• During my tenure as labor & employment counsel for a major retailer, it was my recommendation (policy) that when any facility was sought to be inspected by OSHA, it was to be required to obtain a warrant to enter the company premises. That rule had several advantages including the time that permitted an in house compliance check up, as well as the required specificity of purpose for the inspection that the warrant permitted, eliminated the fishing expeditions OSHA is noted for..
    With this new perversion of OSHA’s rules, those warrants should be demanded on a wider basis.
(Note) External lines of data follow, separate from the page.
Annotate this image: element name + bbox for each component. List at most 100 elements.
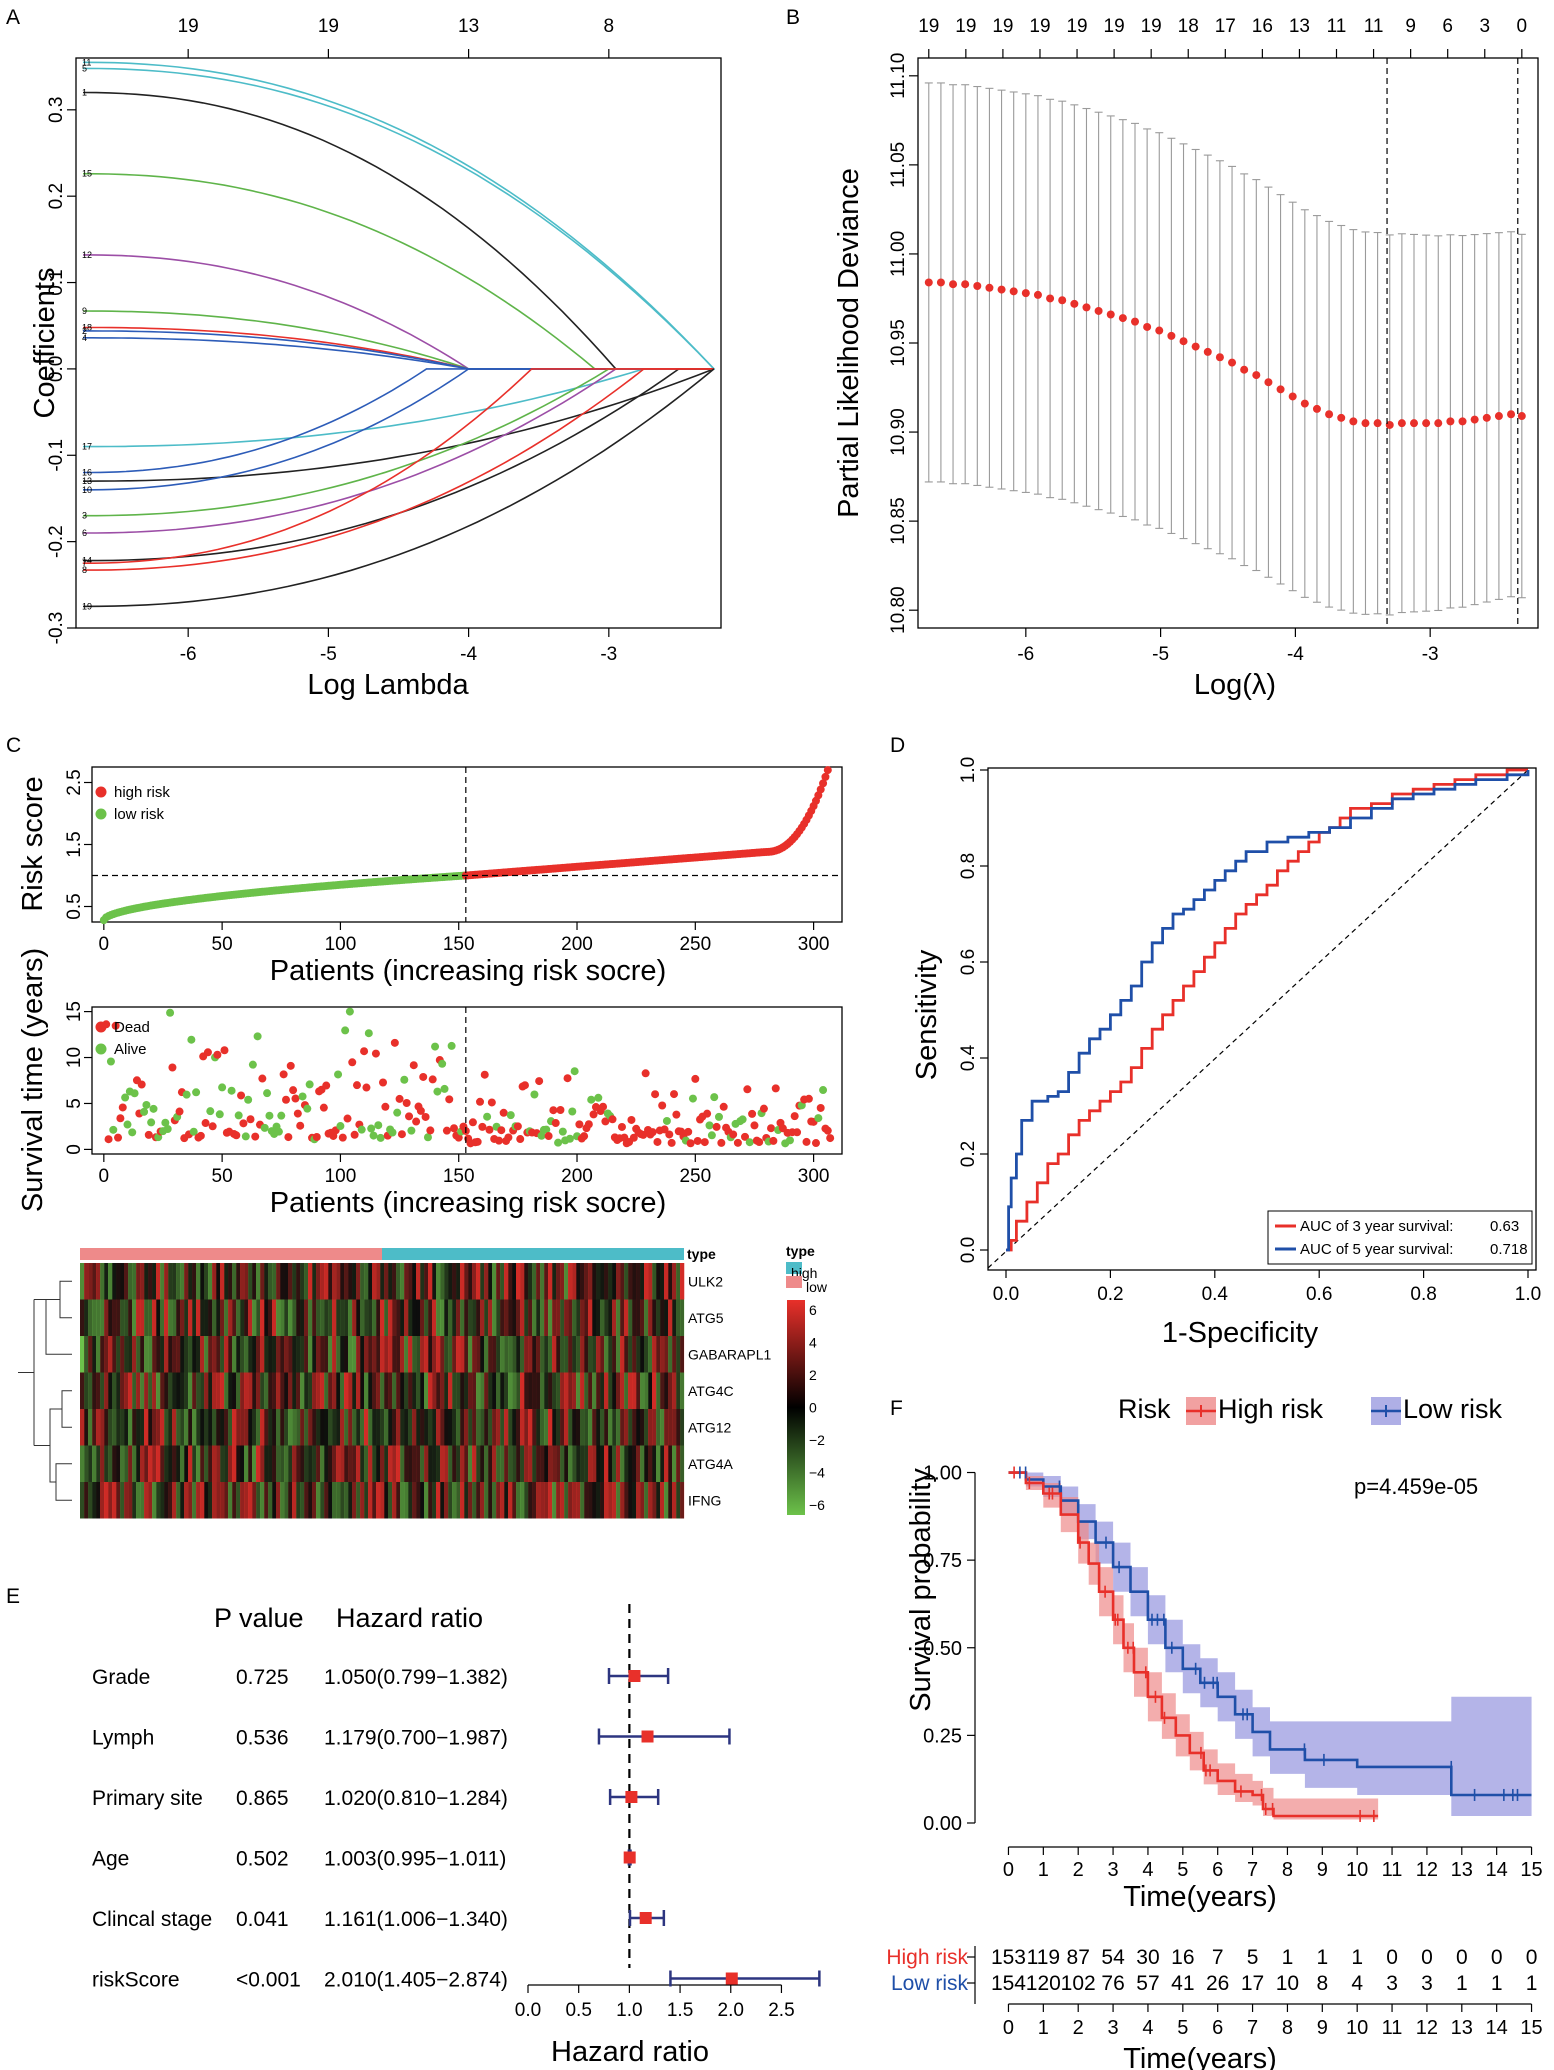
- top-tick-label: 19: [318, 16, 339, 37]
- heatmap-cell: [592, 1409, 597, 1446]
- heatmap-cell: [468, 1299, 473, 1336]
- heatmap-cell: [112, 1445, 117, 1482]
- survival-point: [168, 1063, 177, 1072]
- heatmap-cell: [180, 1372, 185, 1409]
- heatmap-cell: [560, 1299, 565, 1336]
- heatmap-cell: [444, 1372, 449, 1409]
- heatmap-cell: [464, 1299, 469, 1336]
- x-tick-label: 1.0: [616, 2000, 642, 2021]
- risk-table-cell: 120: [1026, 1972, 1061, 1995]
- survival-point: [554, 1138, 563, 1147]
- heatmap-cell: [564, 1263, 569, 1300]
- heatmap-cell: [508, 1409, 513, 1446]
- survival-point: [111, 1021, 120, 1030]
- heatmap-cell: [328, 1336, 333, 1373]
- x-tick-label: 1: [1038, 1859, 1049, 1881]
- heatmap-cell: [472, 1445, 477, 1482]
- x-tick-label: 2: [1073, 2017, 1084, 2039]
- heatmap-cell: [280, 1409, 285, 1446]
- heatmap-cell: [604, 1409, 609, 1446]
- heatmap-cell: [92, 1409, 97, 1446]
- heatmap-cell: [400, 1263, 405, 1300]
- heatmap-cell: [328, 1299, 333, 1336]
- heatmap-cell: [204, 1299, 209, 1336]
- survival-point: [445, 1095, 454, 1104]
- heatmap-cell: [528, 1409, 533, 1446]
- heatmap-cell: [212, 1372, 217, 1409]
- roc-legend-box: [1267, 1210, 1533, 1265]
- heatmap-cell: [344, 1409, 349, 1446]
- heatmap-cell: [124, 1336, 129, 1373]
- heatmap-cell: [644, 1336, 649, 1373]
- heatmap-cell: [412, 1336, 417, 1373]
- heatmap-cell: [112, 1372, 117, 1409]
- heatmap-cell: [192, 1263, 197, 1300]
- heatmap-cell: [196, 1336, 201, 1373]
- heatmap-cell: [668, 1263, 673, 1300]
- heatmap-cell: [460, 1372, 465, 1409]
- heatmap-cell: [628, 1482, 632, 1519]
- heatmap-cell: [296, 1372, 301, 1409]
- heatmap-cell: [600, 1336, 605, 1373]
- heatmap-cell: [480, 1336, 484, 1373]
- heatmap-cell: [232, 1373, 236, 1410]
- heatmap-cell: [248, 1336, 253, 1373]
- heatmap-cell: [332, 1445, 337, 1482]
- heatmap-cell: [84, 1482, 89, 1519]
- survival-point: [412, 1117, 421, 1126]
- coef-label-11: 11: [82, 57, 91, 67]
- heatmap-cell: [324, 1482, 329, 1519]
- forest-row-hr: 2.010(1.405−2.874): [324, 1969, 508, 1992]
- heatmap-cell: [128, 1445, 133, 1482]
- heatmap-cell: [208, 1336, 213, 1373]
- heatmap-cell: [544, 1263, 549, 1300]
- heatmap-cell: [160, 1372, 165, 1409]
- heatmap-cell: [100, 1336, 105, 1373]
- heatmap-cell: [288, 1336, 293, 1373]
- heatmap-cell: [680, 1372, 685, 1409]
- heatmap-cell: [388, 1445, 393, 1482]
- heatmap-cell: [260, 1409, 265, 1446]
- heatmap-cell: [548, 1263, 553, 1300]
- heatmap-cell: [288, 1482, 293, 1519]
- heatmap-cell: [556, 1263, 561, 1300]
- survival-point: [551, 1119, 560, 1128]
- heatmap-cell: [560, 1263, 565, 1300]
- heatmap-cell: [368, 1409, 373, 1446]
- risk-table-cell: 1: [1282, 1946, 1294, 1969]
- heatmap-cell: [196, 1409, 201, 1446]
- heatmap-cell: [652, 1445, 657, 1482]
- risk-table-cell: 102: [1061, 1972, 1096, 1995]
- heatmap-cell: [308, 1445, 313, 1482]
- survival-point: [506, 1111, 515, 1120]
- heatmap-cell: [344, 1299, 349, 1336]
- heatmap-cell: [300, 1336, 305, 1373]
- heatmap-cell: [380, 1445, 385, 1482]
- panel-f-xlabel: Time(years): [1123, 1881, 1277, 1913]
- survival-point: [693, 1136, 702, 1145]
- heatmap-cell: [360, 1445, 365, 1482]
- heatmap-cell: [452, 1445, 457, 1482]
- heatmap-cell: [224, 1336, 229, 1373]
- heatmap-cell: [304, 1445, 309, 1482]
- heatmap-cell: [360, 1299, 365, 1336]
- heatmap-cell: [148, 1336, 153, 1373]
- heatmap-scale-label: −2: [809, 1432, 825, 1448]
- survival-point: [263, 1089, 272, 1098]
- survival-point: [336, 1122, 345, 1131]
- forest-point: [641, 1730, 654, 1743]
- deviance-point: [1276, 385, 1285, 394]
- x-tick-label: 14: [1486, 1859, 1508, 1881]
- heatmap-cell: [384, 1372, 389, 1409]
- survival-point: [106, 1057, 115, 1066]
- heatmap-cell: [576, 1482, 581, 1519]
- heatmap-scale-label: 0: [809, 1400, 817, 1416]
- heatmap-cell: [424, 1299, 429, 1336]
- heatmap-cell: [128, 1482, 133, 1519]
- heatmap-cell: [572, 1336, 577, 1373]
- heatmap-cell: [140, 1409, 145, 1446]
- y-tick-label: 0.75: [923, 1550, 962, 1572]
- heatmap-cell: [636, 1409, 640, 1446]
- heatmap-cell: [664, 1445, 669, 1482]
    My experience, and those of my contemporaries at the time, was that you won no “brownie points” cooperating with OSHA. In fact on one occasion, while I was unavailable, another lawyer in the company unwittingly allowed a warrantless inspection in a subsidiary’s warehouse that resulted in a demand for $750,000 in proposed fines! A costly affirmation of my policy, if ever there was one.

  • “OSHA’s published regulation on the matter does not refer to unions, but allows for an OSHA-approved “third party who is not an employee of the employer (such as an industrial hygienist or a safety engineer)” to accompany an OSHA inspector.”

    So, does this make union personnel accompanying OSHA inspectors “volunteers” (and so “employee[s] of the government’] for the purposes of US liability under the Federal Tort Claims Act? Improper release or use of the company’s info by the union could result in fairly high tort damages.